Heading to the terahertz with superconductors

One day, although it is unlikely that many of us will witness it, systems with a speed of one terahertz will exist. The path that still separates us from that milestone is long and winding, so each step along the way is noteworthy.

And it is true that as speed increases, so does complexity, and in this situation, we are talking about a jump that pushes us to confront a long-standing difficulty.

The evolution to exceed the limits of silicon, the semiconductor that has been responsible for the evolution of computing and technology for decades, is an example of such complexity.

And it's because, for many years, we've been talking about carbon nanotubes, which will allow us to keep progressing in shrinking the size of the elements that make up the integrated ones.

Remember that silicon cannot be thinner than three nanometers in order to avoid electrical leaks (at least in theory). However, save for surprise, we will have to wait for the arrival of nanotubes.

This, after so many years of study, "only" allows us to jump from three to two nanometers, so imagine the technological evolution required to move from the 5, 2 gigahertz found in an Intel Core i9-12900K up to terahertz.

Remember that terahertz is equal to a thousand gigahertz, thus we're multiplying the present speed by 200.

As a result, we no longer only have a size problem, but also a material problem. Semiconductors, particularly silicon, have shown to be extremely beneficial thus far and will continue to be so in the short to medium term.

However, just as we are approaching its size constraints, we will eventually reach its maximum speed restrictions as well. In other words, because semiconductors cannot reach terahertz frequencies, superconductors will be required.

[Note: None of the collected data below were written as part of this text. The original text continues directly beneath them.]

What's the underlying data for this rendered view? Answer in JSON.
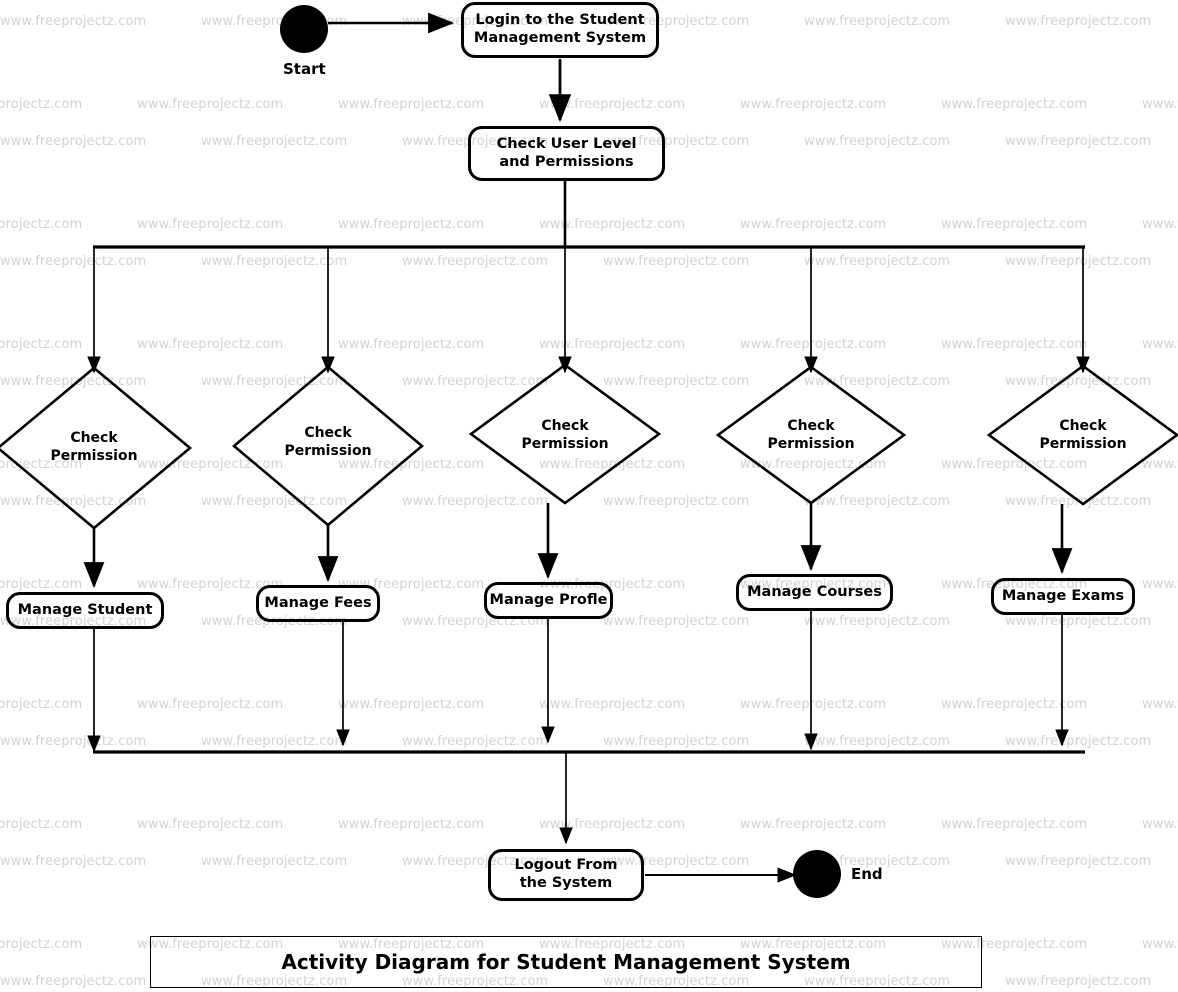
{
  "diagram": {
    "title": "Activity Diagram for Student Management System",
    "watermark_text": "www.freeprojectz.com",
    "colors": {
      "stroke": "#000000",
      "background": "#ffffff",
      "watermark": "#d2d2d2"
    },
    "start_label": "Start",
    "end_label": "End",
    "nodes": {
      "login": "Login to the Student Management System",
      "check_user": "Check User Level and Permissions",
      "logout": "Logout From the System"
    },
    "decisions": [
      {
        "id": "d1",
        "label_line1": "Check",
        "label_line2": "Permission"
      },
      {
        "id": "d2",
        "label_line1": "Check",
        "label_line2": "Permission"
      },
      {
        "id": "d3",
        "label_line1": "Check",
        "label_line2": "Permission"
      },
      {
        "id": "d4",
        "label_line1": "Check",
        "label_line2": "Permission"
      },
      {
        "id": "d5",
        "label_line1": "Check",
        "label_line2": "Permission"
      }
    ],
    "activities": [
      {
        "id": "a1",
        "label": "Manage Student"
      },
      {
        "id": "a2",
        "label": "Manage Fees"
      },
      {
        "id": "a3",
        "label": "Manage Profle"
      },
      {
        "id": "a4",
        "label": "Manage Courses"
      },
      {
        "id": "a5",
        "label": "Manage Exams"
      }
    ]
  }
}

However, there are two issues with this sort of material: its lack of unidirectionality and its heat demands, both of which must be handled in order to continue progress toward terahertz.

To understand it, you should be familiar with the physics of semiconductors and superconductors, which will also help you understand why semiconductors have been and continue to be the monarchs of electronics.

The conductivity conditions of semiconductors are lower than those of superconductors, as implied by their names. However, by definition, they allow defining a unidirectional flow that permits channeling the "traffic" in the desired direction by applying a specific voltage.

Something similar has been attempted with superconductors for decades in order to make use of their higher conductivity, but it has not been possible until now.

Superconductors have extremely low critical temperatures. In reality, the current goal of this research team is to develop technology that can operate at full capacity at temperatures over 77 degrees Kelvin (-196.15 degrees Celsius), as this temperature can be sustained using liquid nitrogen.

However, the needed temperature is currently significantly lower. As a result, the terahertz is still a long way from being a reality, at least for the time being.

We may think similarly about temperature control and the issues that will emerge later in the race to terahertz.